WeedIn 2009, a survey showed that 25 percent of Colorado youths had used marijuana in the past 30 days but in 2015, only 21 percent of youths did the same. The survey was carried out among random middle and high school students across the state.

According to the Colorado health department, the agency behind this survey, the use of marijuana among teens has not increased since legalization. A fact many drug warriors did not predict before voters decided to make the recreational use of the plant legal across the state.

In the past, opponents of legalization made the case that lifting restrictions on access to weed would push the number of teen smokers up, but as the number of marijuana use nationwide is falling considerably, prohibitionists begin to panic.

According to Mason Tvert, the Marijuana Policy Project’s director of communications, the theory that “making marijuana legal for adults will result in more teen use” has been clearly debunked with the help of these surveys. “Levels of teen use in Colorado have not increased since it ended marijuana prohibition,” Tvert added, “and they are lower than the national average.

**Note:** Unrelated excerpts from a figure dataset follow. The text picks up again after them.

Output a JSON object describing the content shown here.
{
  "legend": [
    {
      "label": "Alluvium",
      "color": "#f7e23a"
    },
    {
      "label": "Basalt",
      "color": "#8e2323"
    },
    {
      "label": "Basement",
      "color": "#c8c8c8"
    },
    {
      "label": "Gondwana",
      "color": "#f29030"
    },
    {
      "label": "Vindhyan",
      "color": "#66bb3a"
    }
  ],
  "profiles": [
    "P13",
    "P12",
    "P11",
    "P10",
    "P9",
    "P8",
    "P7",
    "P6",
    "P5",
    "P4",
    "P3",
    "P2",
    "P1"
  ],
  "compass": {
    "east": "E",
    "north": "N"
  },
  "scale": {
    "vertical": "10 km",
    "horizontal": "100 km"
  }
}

Elected officials and voters in states that are considering similar proposals should be wary of claims that it will hurt teens.”

But the fight against prohibition continues to win new supporters, even as prohibitionist politicians continue to put failed policies before real progress.

Most recently, a group known as Arkansans for Compassionate Care submitted 117,649 signatures to the secretary of state urging the state to place a proposal on the ballot that would legalize medical marijuana.

The proposal would help people with certain medical conditions have access to marijuana products with the help of a doctor’s recommendation. While the signatures haven’t been confirmed, the group needed 69,000 signatures from registered voters to have the initiative added to the ballot. Two other groups in the state of Arkansas are also gathering signatures for other proposals, one that would legalize medical marijuana and a second that would legalize recreational weed.

At least 25 states and Washington D.C. currently have laws legalizing marijuana in some form, with Ohio being the latest state to allow residents suffering from chronic pain, epilepsy, or side effects of cancer treatments to be treated with the help of cannabis.

As more states where the use of cannabis is legal investigate the use of its residents, it becomes clearer that freedom—not the government’s micromanagement skills—works.